诗意浪漫——毛泽东书法艺术大观(259)豪杰匹夫与集体英雄的颂歌
更新时间:2026-01-15 02:08 浏览量:1
毛泽东行草手书, “将军三箭定天山,壮士长歌入汉关”。
这幅毛泽东手书的 “将军三箭定天山,壮士长歌入汉关” ,虽仅有两句,却是一场跨越千年的精神共振——唐代猛将的沙场传奇,与现代革命家的笔墨风云,在此铿锵相遇。
一、薛仁贵“三箭定天山”的赫赫神威
诗句背后,是一段载入史册的传奇:
时间:唐高宗龙朔二年(公元662年)
人物:薛仁贵,时年已逾五旬,奉命征讨九姓突厥(铁勒)。
事件:天山(今蒙古杭爱山)脚下,敌军十余万,先遣数十骁骑挑战。薛仁贵临阵,“发三矢,射杀三人”,余敌震慑,下马请降。

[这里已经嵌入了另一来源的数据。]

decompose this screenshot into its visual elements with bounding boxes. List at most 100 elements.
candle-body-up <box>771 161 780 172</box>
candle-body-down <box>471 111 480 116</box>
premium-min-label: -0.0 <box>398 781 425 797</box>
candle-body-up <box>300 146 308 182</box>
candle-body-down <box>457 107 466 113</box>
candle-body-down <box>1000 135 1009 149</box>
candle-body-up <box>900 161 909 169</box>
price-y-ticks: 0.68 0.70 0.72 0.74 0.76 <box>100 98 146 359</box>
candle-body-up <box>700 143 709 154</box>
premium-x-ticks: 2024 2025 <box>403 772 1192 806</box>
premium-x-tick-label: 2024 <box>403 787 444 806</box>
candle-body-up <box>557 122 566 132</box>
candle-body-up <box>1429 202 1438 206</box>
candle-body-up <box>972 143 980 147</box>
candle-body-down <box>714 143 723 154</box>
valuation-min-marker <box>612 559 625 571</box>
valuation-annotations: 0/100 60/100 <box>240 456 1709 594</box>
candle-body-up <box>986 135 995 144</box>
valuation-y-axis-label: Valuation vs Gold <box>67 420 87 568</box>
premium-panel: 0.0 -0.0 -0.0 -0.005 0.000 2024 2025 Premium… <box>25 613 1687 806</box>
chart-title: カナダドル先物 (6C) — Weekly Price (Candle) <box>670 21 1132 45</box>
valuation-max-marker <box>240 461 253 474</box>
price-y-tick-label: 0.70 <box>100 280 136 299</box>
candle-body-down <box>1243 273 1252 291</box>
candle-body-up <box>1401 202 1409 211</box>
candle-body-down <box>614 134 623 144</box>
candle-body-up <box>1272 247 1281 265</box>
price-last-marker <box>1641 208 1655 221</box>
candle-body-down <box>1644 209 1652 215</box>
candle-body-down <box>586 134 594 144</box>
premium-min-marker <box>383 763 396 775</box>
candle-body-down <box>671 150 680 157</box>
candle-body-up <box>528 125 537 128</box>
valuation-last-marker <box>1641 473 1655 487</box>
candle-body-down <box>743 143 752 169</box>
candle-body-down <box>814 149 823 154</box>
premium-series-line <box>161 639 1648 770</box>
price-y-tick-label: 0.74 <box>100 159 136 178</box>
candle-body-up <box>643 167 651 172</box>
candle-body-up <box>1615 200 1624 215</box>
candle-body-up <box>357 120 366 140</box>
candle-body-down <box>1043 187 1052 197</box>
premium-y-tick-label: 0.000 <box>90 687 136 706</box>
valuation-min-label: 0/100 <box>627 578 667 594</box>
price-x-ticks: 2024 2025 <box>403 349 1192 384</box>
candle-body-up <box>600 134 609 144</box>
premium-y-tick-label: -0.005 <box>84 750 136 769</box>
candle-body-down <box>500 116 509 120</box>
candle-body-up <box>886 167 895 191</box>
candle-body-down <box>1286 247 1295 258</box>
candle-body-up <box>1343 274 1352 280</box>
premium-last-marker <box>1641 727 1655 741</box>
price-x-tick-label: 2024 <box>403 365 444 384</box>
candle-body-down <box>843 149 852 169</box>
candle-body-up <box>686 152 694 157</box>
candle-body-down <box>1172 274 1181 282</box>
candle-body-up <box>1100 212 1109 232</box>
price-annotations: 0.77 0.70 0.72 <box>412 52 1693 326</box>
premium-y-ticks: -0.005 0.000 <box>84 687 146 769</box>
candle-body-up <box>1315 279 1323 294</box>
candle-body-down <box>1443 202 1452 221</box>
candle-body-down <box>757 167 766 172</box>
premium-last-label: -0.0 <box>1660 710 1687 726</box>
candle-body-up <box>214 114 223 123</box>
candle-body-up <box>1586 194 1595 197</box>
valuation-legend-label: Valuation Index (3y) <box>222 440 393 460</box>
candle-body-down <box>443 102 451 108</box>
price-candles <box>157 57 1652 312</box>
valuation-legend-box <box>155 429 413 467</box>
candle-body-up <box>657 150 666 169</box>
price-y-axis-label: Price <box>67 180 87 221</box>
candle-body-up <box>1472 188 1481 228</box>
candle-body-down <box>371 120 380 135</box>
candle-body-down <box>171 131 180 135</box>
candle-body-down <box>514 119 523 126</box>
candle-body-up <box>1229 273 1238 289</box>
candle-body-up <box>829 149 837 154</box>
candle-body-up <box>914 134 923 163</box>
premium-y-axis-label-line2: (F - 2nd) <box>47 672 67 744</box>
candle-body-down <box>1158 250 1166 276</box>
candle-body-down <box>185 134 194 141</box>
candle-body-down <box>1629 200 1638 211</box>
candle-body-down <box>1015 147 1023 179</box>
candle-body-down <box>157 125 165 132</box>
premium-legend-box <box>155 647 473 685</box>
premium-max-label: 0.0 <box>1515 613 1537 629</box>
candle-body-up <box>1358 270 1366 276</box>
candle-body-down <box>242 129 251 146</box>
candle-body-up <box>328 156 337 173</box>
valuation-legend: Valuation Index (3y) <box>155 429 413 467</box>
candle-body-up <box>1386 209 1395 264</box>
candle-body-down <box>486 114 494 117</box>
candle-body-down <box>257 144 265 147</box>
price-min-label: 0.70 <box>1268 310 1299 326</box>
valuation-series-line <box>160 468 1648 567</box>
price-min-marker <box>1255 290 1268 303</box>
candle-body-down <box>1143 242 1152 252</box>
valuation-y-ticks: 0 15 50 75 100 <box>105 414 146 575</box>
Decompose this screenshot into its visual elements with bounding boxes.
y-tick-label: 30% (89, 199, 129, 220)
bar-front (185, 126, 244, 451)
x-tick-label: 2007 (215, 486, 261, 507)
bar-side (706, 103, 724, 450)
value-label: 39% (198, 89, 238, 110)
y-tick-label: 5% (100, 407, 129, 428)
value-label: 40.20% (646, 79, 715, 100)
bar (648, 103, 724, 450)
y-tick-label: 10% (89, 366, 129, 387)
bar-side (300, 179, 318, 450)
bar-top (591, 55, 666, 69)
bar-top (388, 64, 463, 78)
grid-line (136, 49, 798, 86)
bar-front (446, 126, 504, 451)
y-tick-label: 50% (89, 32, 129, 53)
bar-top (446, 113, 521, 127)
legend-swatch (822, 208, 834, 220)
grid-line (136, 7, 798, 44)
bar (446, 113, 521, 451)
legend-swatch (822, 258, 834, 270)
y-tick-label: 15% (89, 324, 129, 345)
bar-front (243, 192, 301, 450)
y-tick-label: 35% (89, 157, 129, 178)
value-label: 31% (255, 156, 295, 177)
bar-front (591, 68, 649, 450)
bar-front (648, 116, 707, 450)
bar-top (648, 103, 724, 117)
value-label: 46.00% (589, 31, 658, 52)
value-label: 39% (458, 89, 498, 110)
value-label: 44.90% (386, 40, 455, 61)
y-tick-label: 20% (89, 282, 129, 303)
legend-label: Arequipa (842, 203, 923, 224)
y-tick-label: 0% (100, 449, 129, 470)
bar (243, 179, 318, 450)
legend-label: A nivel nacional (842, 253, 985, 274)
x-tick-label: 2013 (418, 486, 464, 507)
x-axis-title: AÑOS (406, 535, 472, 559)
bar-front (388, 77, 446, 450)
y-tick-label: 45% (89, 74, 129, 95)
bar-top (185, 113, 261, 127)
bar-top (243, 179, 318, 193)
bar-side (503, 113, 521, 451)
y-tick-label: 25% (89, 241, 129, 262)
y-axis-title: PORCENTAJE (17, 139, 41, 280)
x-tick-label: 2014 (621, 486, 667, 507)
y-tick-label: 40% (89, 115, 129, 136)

结局:唐军势如破竹,军中高歌“将军三箭定天山,壮士长歌入汉关”。此战后,九姓突厥衰微,边境得安。
为何此典震撼?
它浓缩了中国古典英雄主义的精髓:
以超凡的个人勇武与胆略,瞬间扭转战局,不战而屈人之兵。这不仅是军事胜利,更是一种极具感染力的精神威慑与文化象征。
二、毛体行草的“纸上战役”
毛泽东以他标志性的 “毛体”行草,为这两句诗注入了全新的、雷霆万钧的生命力。
布局谋篇·如布战阵
作品并非平铺直叙。开头“将军”二字稳如泰山,旋即“三箭”笔势疾射而出,线条锐利,仿佛破空之声。“定天山”三字陡然放大,“山”字如磐石矗立,稳住阵脚。
下半部分“壮士长歌”笔意连绵,如队伍迤逦而行;“入汉关”的“关”字最后一笔,以夸张的纵逸之笔向右下挥洒,宛若凯旋之门豁然洞开,气势恢宏。
笔法墨韵·见刀光剑影
疾涩交错:用笔时而迅疾如飞(如“箭”、“长歌”),时而涩行凝重(如“天山”),形成鲜明的节奏感,如同战役的冲锋与攻坚。
枯润相生:墨色随运笔自然由浓至枯,尤其是“壮士长歌”几字出现的“飞白”,恰似征途风尘、激战后的沧桑,极大地增强了画面的张力和历史感。
欹侧险绝:字形多取欹侧之势,如“定”字险中求稳,“汉”字左右开张,充满动态的平衡,再现了战场上千钧一发的惊险与决胜千里的豪迈。
三、两位“将军”的隔空对话
这才是此作最深层的灵魂所在。毛泽东书写此句,绝非简单的文人怀古。
对英雄气概的激赏
作为指挥过无数战役的军事家,毛泽东对薛仁贵这种于万军中取上将首级、一举定乾坤的胆魄,必然有着最深切的理解与激赏。这书写的是对古代名将最高规格的“点赞”。
革命豪情的投射
“壮士长歌入汉关”——这何尝不是毛泽东自身革命历程的写照?带领队伍跋山涉水,历经百战,最终迈向胜利的“关隘”。整幅字里弥漫的胜利者的昂扬、自信与豪迈,正是他和他所率领的事业的气质外化。
时代精神的诠释
在毛泽东笔下,这两句诗超越了个人武功,升华为一种集体英雄主义的颂歌。“壮士长歌”是集体的欢呼,“入汉关”是民族的凯旋。这与他诗词中“谁敢横刀立马?唯我彭大将军”等句一脉相承,歌颂的是为国家民族建功立业的磅礴力量。
纸上的史诗,笔墨的丰碑
毛泽东这幅《将军三箭定天山》行草作品,是历史、书法与个人精神的三重交响:
以笔墨为弓矢,再现了唐代名将定鼎天山的传奇瞬间。
以线条为旋律,谱写了一曲壮士凯旋的雄浑长歌。
以纸面为沙场,挥洒出一位现代革命家睥睨古今、气吞山河的胸襟与气概。
它短小如雷霆一击,却余韵悠长如胜利的号角。
在欣赏其书法艺术酣畅淋漓的美感时,我们更能触摸到那种跨越时空、永存于民族血脉中的——敢于斗争、敢于胜利的英雄气。这正是这幅作品超越艺术范畴,震撼人心的根本力量。